How to perform K-means using Apache Hadoop?

I'm a beginner to Apache Hadoop and so far I have performed the Word Count problem using mapReduce for learning purposes. My objective is to perform K-means clustering on a set of data say 1.5gig+.

What is the simplest way to perform K-means clustering using Hadoop? Should I modify my map and reduce functions according to K-means requirements or do I require Mahout (I haven't used it before), or can the objective be achieved without it?

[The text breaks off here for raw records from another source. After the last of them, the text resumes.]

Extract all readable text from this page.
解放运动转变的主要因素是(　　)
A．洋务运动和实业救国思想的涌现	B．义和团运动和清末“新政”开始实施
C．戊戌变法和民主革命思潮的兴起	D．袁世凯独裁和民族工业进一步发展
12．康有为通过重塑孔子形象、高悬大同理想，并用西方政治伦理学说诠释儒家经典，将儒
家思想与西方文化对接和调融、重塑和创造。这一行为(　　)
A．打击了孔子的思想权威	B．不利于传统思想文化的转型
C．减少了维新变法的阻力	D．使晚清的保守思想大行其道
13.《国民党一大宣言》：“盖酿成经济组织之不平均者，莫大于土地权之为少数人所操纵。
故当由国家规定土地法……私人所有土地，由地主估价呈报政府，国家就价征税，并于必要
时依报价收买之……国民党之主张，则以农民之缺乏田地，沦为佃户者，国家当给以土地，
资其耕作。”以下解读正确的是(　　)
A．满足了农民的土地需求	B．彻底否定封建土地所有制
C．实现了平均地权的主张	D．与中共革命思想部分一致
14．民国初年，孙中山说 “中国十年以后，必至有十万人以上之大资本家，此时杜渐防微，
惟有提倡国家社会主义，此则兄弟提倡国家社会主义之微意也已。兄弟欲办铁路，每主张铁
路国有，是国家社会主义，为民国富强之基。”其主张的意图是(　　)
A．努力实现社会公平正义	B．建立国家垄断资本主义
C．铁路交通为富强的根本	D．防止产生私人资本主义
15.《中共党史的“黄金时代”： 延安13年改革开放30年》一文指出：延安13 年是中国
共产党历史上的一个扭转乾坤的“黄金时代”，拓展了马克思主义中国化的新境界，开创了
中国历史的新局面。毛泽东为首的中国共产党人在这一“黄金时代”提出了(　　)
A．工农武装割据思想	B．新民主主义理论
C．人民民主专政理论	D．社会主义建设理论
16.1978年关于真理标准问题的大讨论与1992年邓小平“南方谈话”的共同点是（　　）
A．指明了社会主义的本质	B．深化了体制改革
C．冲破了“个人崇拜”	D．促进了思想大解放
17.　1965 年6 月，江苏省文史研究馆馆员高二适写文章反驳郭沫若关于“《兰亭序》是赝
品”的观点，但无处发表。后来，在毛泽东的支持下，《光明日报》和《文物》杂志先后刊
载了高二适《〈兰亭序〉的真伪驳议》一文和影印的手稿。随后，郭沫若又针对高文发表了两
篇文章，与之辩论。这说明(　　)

Host OS is Win7 and I have setup HortonWorks Sandbox 2.3 on VirtualBox. Any help would be much appreciated as I'm a bit confused as to which path to choose to achieve my objective. Thanking you in anticipation.

Solution

I think easy way to do k means is K-MEANS . Spark run using hadoop hdfs.

Apache Spark

Here is examplea nd details you can find from spark site

public class KMeansExample {
  public static void main(String[] args) {
    SparkConf conf = new SparkConf().setAppName("K-means Example");
    JavaSparkContext sc = new JavaSparkContext(conf);

    // Load and parse data
    String path = "data/mllib/kmeans_data.txt";
    JavaRDD<String> data = sc.textFile(path);
    JavaRDD<Vector> parsedData = data.map(
      new Function<String, Vector>() {
        public Vector call(String s) {
          String[] sarray = s.split(" ");
          double[] values = new double[sarray.length];
          for (int i = 0; i < sarray.length; i++)
            values[i] = Double.parseDouble(sarray[i]);
          return Vectors.dense(values);
        }
      }
    );
    parsedData.cache();

    // Cluster the data into two classes using KMeans
    int numClusters = 2;
    int numIterations = 20;
    KMeansModel clusters = KMeans.train(parsedData.rdd(), numClusters, numIterations);

    // Evaluate clustering by computing Within Set Sum of Squared Errors
    double WSSSE = clusters.computeCost(parsedData.rdd());
    System.out.println("Within Set Sum of Squared Errors = " + WSSSE);

    // Save and load model
    clusters.save(sc.sc(), "myModelPath");
    KMeansModel sameModel = KMeansModel.load(sc.sc(), "myModelPath");
  }
}